Having arrived in Zaïre for his cult match against George Foreman better known as "The Rumble in the Jungle," Ali is seen running. Children follow behind him, chanting “Ali Bomaye, Ali Bomaye!”, meaning “Ali, kill him! Ali, kill him!” in lingala, a Congolese language. We have seen this image before: African children chanting and running towards the camera. Except this time, they are not decorative extras. They create a path, directing Ali towards drawings on the wall that represent our hero, not killing George Foreman but eradicating the war, poverty and maledictions that seem to have stricken Congo since its colonization.
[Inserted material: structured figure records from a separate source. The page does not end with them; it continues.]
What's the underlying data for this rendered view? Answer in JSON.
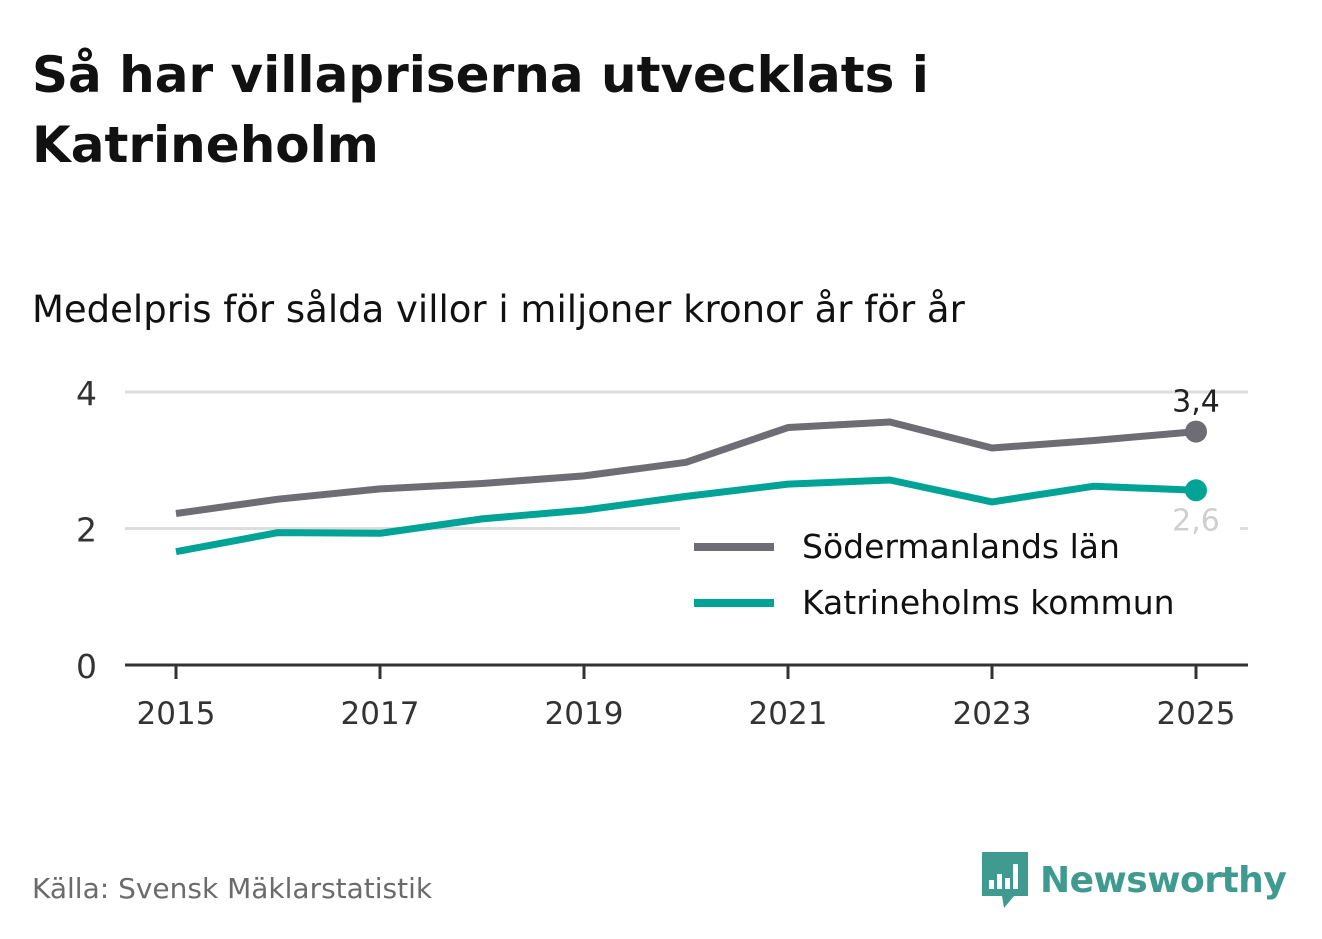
{
  "header": {
    "title": "Så har villapriserna utvecklats i Katrineholm",
    "subtitle": "Medelpris för sålda villor i miljoner kronor år för år"
  },
  "footer": {
    "source": "Källa: Svensk Mäklarstatistik",
    "brand": "Newsworthy"
  },
  "colors": {
    "series_gray": "#6e6d73",
    "series_teal": "#00a396",
    "grid": "#dddddd",
    "axis": "#333333",
    "brand": "#3f9a8f"
  },
  "chart_data": {
    "type": "line",
    "title": "Medelpris för sålda villor i miljoner kronor år för år",
    "xlabel": "",
    "ylabel": "",
    "x": [
      2015,
      2016,
      2017,
      2018,
      2019,
      2020,
      2021,
      2022,
      2023,
      2024,
      2025
    ],
    "xticks": [
      "2015",
      "2017",
      "2019",
      "2021",
      "2023",
      "2025"
    ],
    "yticks": [
      "0",
      "2",
      "4"
    ],
    "ylim": [
      0,
      4
    ],
    "grid": true,
    "legend_position": "bottom-right",
    "series": [
      {
        "name": "Södermanlands län",
        "color": "#6e6d73",
        "values": [
          2.22,
          2.43,
          2.58,
          2.66,
          2.77,
          2.97,
          3.48,
          3.56,
          3.18,
          3.29,
          3.42
        ],
        "end_label": "3,4"
      },
      {
        "name": "Katrineholms kommun",
        "color": "#00a396",
        "values": [
          1.66,
          1.94,
          1.93,
          2.14,
          2.27,
          2.47,
          2.65,
          2.71,
          2.39,
          2.62,
          2.56
        ],
        "end_label": "2,6"
      }
    ]
  }
}
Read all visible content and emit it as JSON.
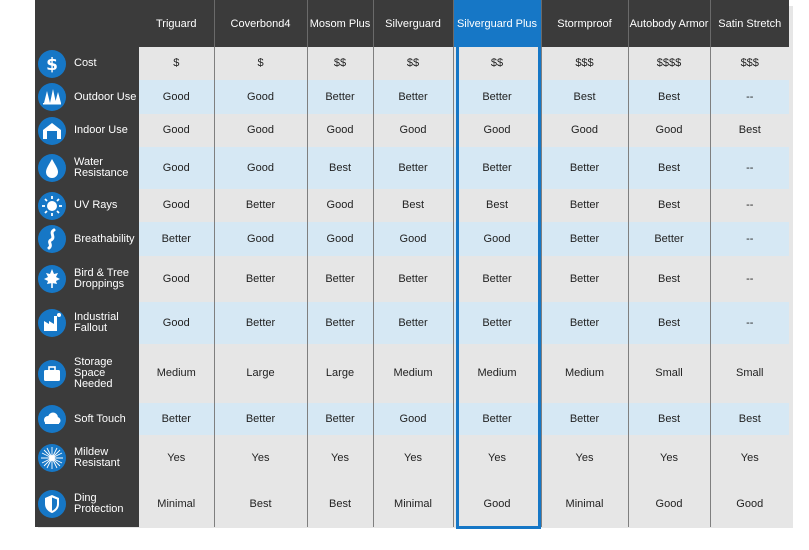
{
  "columns": [
    {
      "label": "Triguard"
    },
    {
      "label": "Coverbond4"
    },
    {
      "label": "Mosom Plus"
    },
    {
      "label": "Silverguard"
    },
    {
      "label": "Silverguard Plus",
      "highlight": true
    },
    {
      "label": "Stormproof"
    },
    {
      "label": "Autobody Armor"
    },
    {
      "label": "Satin Stretch"
    }
  ],
  "highlight_color": "#1677c6",
  "rows": [
    {
      "label": "Cost",
      "icon": "dollar-icon",
      "values": [
        "$",
        "$",
        "$$",
        "$$",
        "$$",
        "$$$",
        "$$$$",
        "$$$"
      ]
    },
    {
      "label": "Outdoor Use",
      "icon": "trees-icon",
      "values": [
        "Good",
        "Good",
        "Better",
        "Better",
        "Better",
        "Best",
        "Best",
        "--"
      ]
    },
    {
      "label": "Indoor Use",
      "icon": "garage-icon",
      "values": [
        "Good",
        "Good",
        "Good",
        "Good",
        "Good",
        "Good",
        "Good",
        "Best"
      ]
    },
    {
      "label": "Water Resistance",
      "icon": "water-drop-icon",
      "values": [
        "Good",
        "Good",
        "Best",
        "Better",
        "Better",
        "Better",
        "Best",
        "--"
      ]
    },
    {
      "label": "UV Rays",
      "icon": "sun-icon",
      "values": [
        "Good",
        "Better",
        "Good",
        "Best",
        "Best",
        "Better",
        "Best",
        "--"
      ]
    },
    {
      "label": "Breathability",
      "icon": "breathability-icon",
      "values": [
        "Better",
        "Good",
        "Good",
        "Good",
        "Good",
        "Better",
        "Better",
        "--"
      ]
    },
    {
      "label": "Bird & Tree Droppings",
      "icon": "leaf-icon",
      "values": [
        "Good",
        "Better",
        "Better",
        "Better",
        "Better",
        "Better",
        "Best",
        "--"
      ]
    },
    {
      "label": "Industrial Fallout",
      "icon": "factory-icon",
      "values": [
        "Good",
        "Better",
        "Better",
        "Better",
        "Better",
        "Better",
        "Best",
        "--"
      ]
    },
    {
      "label": "Storage Space Needed",
      "icon": "briefcase-icon",
      "values": [
        "Medium",
        "Large",
        "Large",
        "Medium",
        "Medium",
        "Medium",
        "Small",
        "Small"
      ]
    },
    {
      "label": "Soft Touch",
      "icon": "cloud-icon",
      "values": [
        "Better",
        "Better",
        "Better",
        "Good",
        "Better",
        "Better",
        "Best",
        "Best"
      ]
    },
    {
      "label": "Mildew Resistant",
      "icon": "mildew-icon",
      "values": [
        "Yes",
        "Yes",
        "Yes",
        "Yes",
        "Yes",
        "Yes",
        "Yes",
        "Yes"
      ]
    },
    {
      "label": "Ding Protection",
      "icon": "shield-icon",
      "values": [
        "Minimal",
        "Best",
        "Best",
        "Minimal",
        "Good",
        "Minimal",
        "Good",
        "Good"
      ]
    }
  ]
}
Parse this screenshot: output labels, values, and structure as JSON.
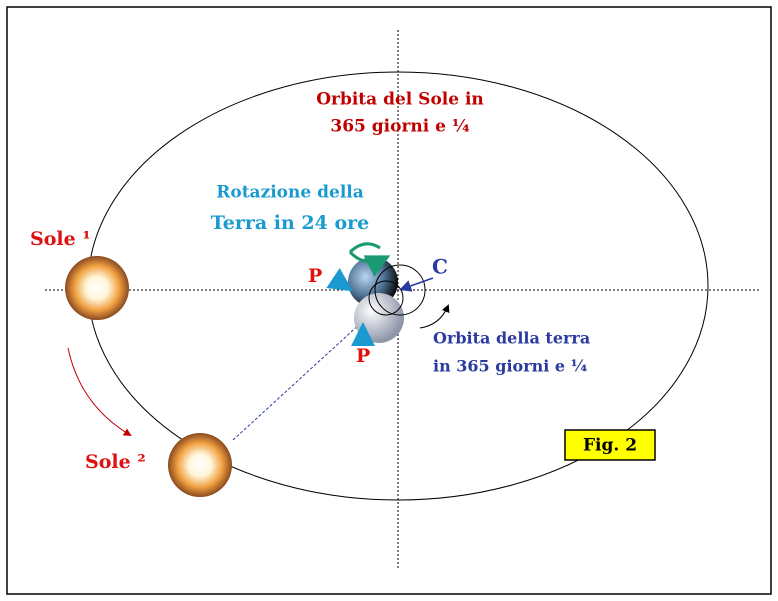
{
  "labels": {
    "sun_orbit": [
      "Orbita del Sole in",
      "365 giorni e ¼"
    ],
    "rotation": [
      "Rotazione della",
      "Terra in 24 ore"
    ],
    "sun1": "Sole ¹",
    "sun2": "Sole ²",
    "p_top": "P",
    "p_bottom": "P",
    "center": "C",
    "earth_orbit": [
      "Orbita della terra",
      "in 365 giorni e ¼"
    ],
    "figure": "Fig. 2"
  }
}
This is how a movement in consciousness toward love occurs: by the juxtapositions, repetition and accumulation of specific images, sounds and words coming from the outside world and penetrating the mind.
The metamorphosis that might have occurred within Ali is not something that conventional cinema can represent. A shift in consciousness is something unstable and doesn’t follow any linearity. It’s not easy to conceive and might call for more experimental ways of filming and looking. It is where we can give the man a spiritual depth that has been neglected onscreen.
#5 Radicalization is a loaded word. In France, films on the subject abound. Muhammad Ali, he who was both Black and Muslim, represents a counter-narrative to the one we see on-screen and in the media. Films are interested in radicalization when it precipitates terrorism, blood, death and evil. When it comes to Black radicals in fiction (recent example: the 2014 film Dear White People), writers and filmmakers are often tempted by the caricature.
As if being radical was essentially performative, that it wasn’t something that could be embodied, but a “phase.” But what would the kind of radicalization that leads to love, self-love and community awareness look like? Today, as we still mourn Muhammad Ali’s death, would be a good time to think about it.